走行中のオーディオ操作もわき見につながる
走行中のオーディオ操作もわき見につながる

 先日、中央自動車道でパンクのためタイヤ交換をしていて、大型トラックにはねられ3人の死者が出た事故のお話をしました(平成22年5月8日午前9時半頃に発生した事故です)が、加害者であるドライバーへの判決が3月22日に甲府地裁で言い渡され、禁錮1年10カ月の実刑という厳しいものとなりました。


 判決では、トラックのドライバーが景色に気をとられて約98mにわたってわき見運転をしていたことを挙げ、「前方注視を怠らなければ回避することは容易だった」としています。時速100キロ(秒速28m)走行を仮定すると、約3.5秒景色に見とれたことになります。前方から目を離す時間としては危険な長さであり、高速道路では恐ろしい被害に結びつくことは大きな教訓ですが、この事故の背景にも注意が必要です。


 タイヤ交換をしていた16分間に200台以上の車が被害者らを回避して通り過ぎたということですから、たしかに、わき見をしていなければ、トラックが回避できた可能性は高いのです。しかし、亡くなられた方々には気の毒ですが、乗用車が橋の上の狭い路肩で少し車線にはみ出して右後輪の修理をしていたこと、停止表示板や発炎筒を置いていなかったことなども、衝突事故を誘発した遠因と言えます。

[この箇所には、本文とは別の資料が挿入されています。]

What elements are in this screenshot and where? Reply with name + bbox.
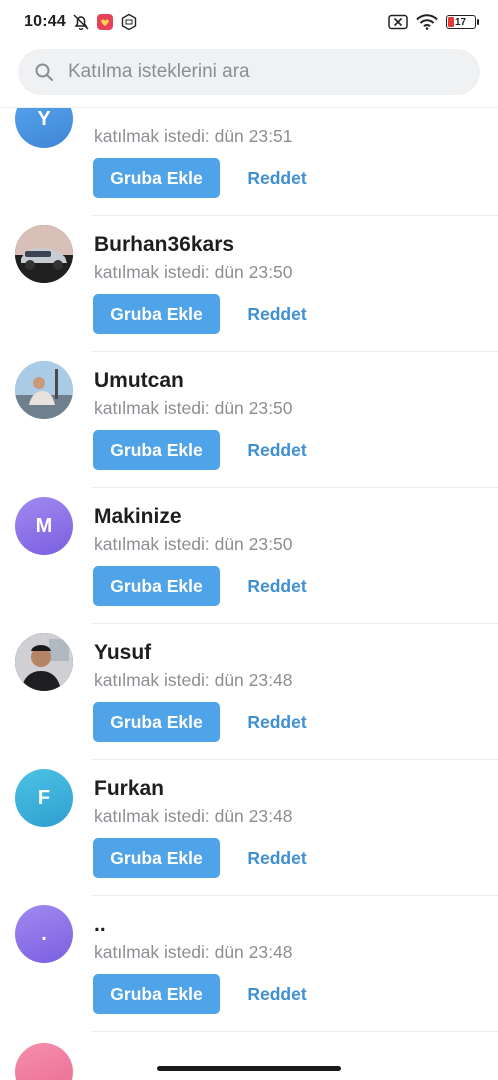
request-time: katılmak istedi: dün 23:48	[94, 806, 293, 826]
avatar[interactable]: .	[15, 905, 73, 963]
reject-button[interactable]: Reddet	[240, 566, 314, 606]
divider	[92, 351, 498, 352]
reject-button[interactable]: Reddet	[240, 838, 314, 878]
request-time: katılmak istedi: dün 23:50	[94, 534, 293, 554]
status-time: 10:44	[24, 13, 66, 30]
reject-button[interactable]: Reddet	[240, 158, 314, 198]
add-to-group-button[interactable]: Gruba Ekle	[93, 838, 220, 878]
list-item: M Makinize katılmak istedi: dün 23:50 Gr…	[0, 487, 498, 623]
bell-muted-icon	[72, 13, 90, 31]
reject-button[interactable]: Reddet	[240, 974, 314, 1014]
add-to-group-button[interactable]: Gruba Ekle	[93, 566, 220, 606]
user-name: Makinize	[94, 505, 182, 528]
join-request-list[interactable]: Y i katılmak istedi: dün 23:51 Gruba Ekl…	[0, 0, 498, 1080]
person-outdoor-photo-icon	[15, 361, 73, 419]
avatar[interactable]	[15, 633, 73, 691]
avatar[interactable]: F	[15, 769, 73, 827]
list-item: Yusuf katılmak istedi: dün 23:48 Gruba E…	[0, 623, 498, 759]
list-item: F Furkan katılmak istedi: dün 23:48 Grub…	[0, 759, 498, 895]
avatar-initial: Y	[37, 107, 51, 130]
search-placeholder: Katılma isteklerini ara	[68, 61, 250, 82]
divider	[92, 215, 498, 216]
reject-button[interactable]: Reddet	[240, 294, 314, 334]
search-input[interactable]: Katılma isteklerini ara	[18, 49, 480, 95]
user-name: Umutcan	[94, 369, 184, 392]
add-to-group-button[interactable]: Gruba Ekle	[93, 974, 220, 1014]
request-time: katılmak istedi: dün 23:50	[94, 398, 293, 418]
divider	[92, 895, 498, 896]
list-item: Burhan36kars katılmak istedi: dün 23:50 …	[0, 215, 498, 351]
avatar[interactable]	[15, 361, 73, 419]
status-bar: 10:44 17	[0, 0, 498, 44]
user-name: Yusuf	[94, 641, 152, 664]
list-item: Umutcan katılmak istedi: dün 23:50 Gruba…	[0, 351, 498, 487]
request-time: katılmak istedi: dün 23:48	[94, 942, 293, 962]
wifi-icon	[416, 14, 438, 30]
user-name: Burhan36kars	[94, 233, 235, 256]
divider	[92, 1031, 498, 1032]
avatar-initial: .	[41, 922, 47, 945]
add-to-group-button[interactable]: Gruba Ekle	[93, 294, 220, 334]
avatar-initial: M	[35, 514, 53, 537]
avatar[interactable]	[15, 225, 73, 283]
list-item: . .. katılmak istedi: dün 23:48 Gruba Ek…	[0, 895, 498, 1031]
battery-level-text: 17	[455, 16, 467, 28]
ai-chip-icon	[120, 13, 138, 31]
home-indicator[interactable]	[157, 1066, 341, 1071]
avatar-initial: F	[37, 786, 51, 809]
request-time: katılmak istedi: dün 23:50	[94, 262, 293, 282]
add-to-group-button[interactable]: Gruba Ekle	[93, 430, 220, 470]
divider	[92, 623, 498, 624]
search-icon	[34, 62, 54, 82]
add-to-group-button[interactable]: Gruba Ekle	[93, 158, 220, 198]
list-item	[0, 1031, 498, 1080]
add-to-group-button[interactable]: Gruba Ekle	[93, 702, 220, 742]
user-name: Furkan	[94, 777, 165, 800]
app-notification-icon	[96, 13, 114, 31]
user-name: ..	[94, 913, 106, 936]
request-time: katılmak istedi: dün 23:48	[94, 670, 293, 690]
avatar[interactable]: M	[15, 497, 73, 555]
divider	[92, 759, 498, 760]
person-portrait-photo-icon	[15, 633, 73, 691]
request-time: katılmak istedi: dün 23:51	[94, 126, 293, 146]
battery-icon: 17	[446, 15, 479, 29]
divider	[92, 487, 498, 488]
no-sim-icon	[388, 14, 408, 30]
search-bar-container: Katılma isteklerini ara	[0, 44, 498, 108]
battery-level-fill	[448, 17, 454, 27]
car-photo-icon	[15, 225, 73, 283]
avatar[interactable]	[15, 1043, 73, 1080]
reject-button[interactable]: Reddet	[240, 430, 314, 470]
reject-button[interactable]: Reddet	[240, 702, 314, 742]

 ドライバーの皆さんは高速道路に「歩行者や人はいない」と思い込まずに、少しのわき見でも恐ろしい惨事となる危険を意識しましょう。そして、もし自分がタイヤトラブル等に巻き込まれたら、この事故の教訓を思い出し、できるだけ惰力で走行して路肩の広い場所や非常駐車帯まで車を運ぶ努力を惜しまないことです。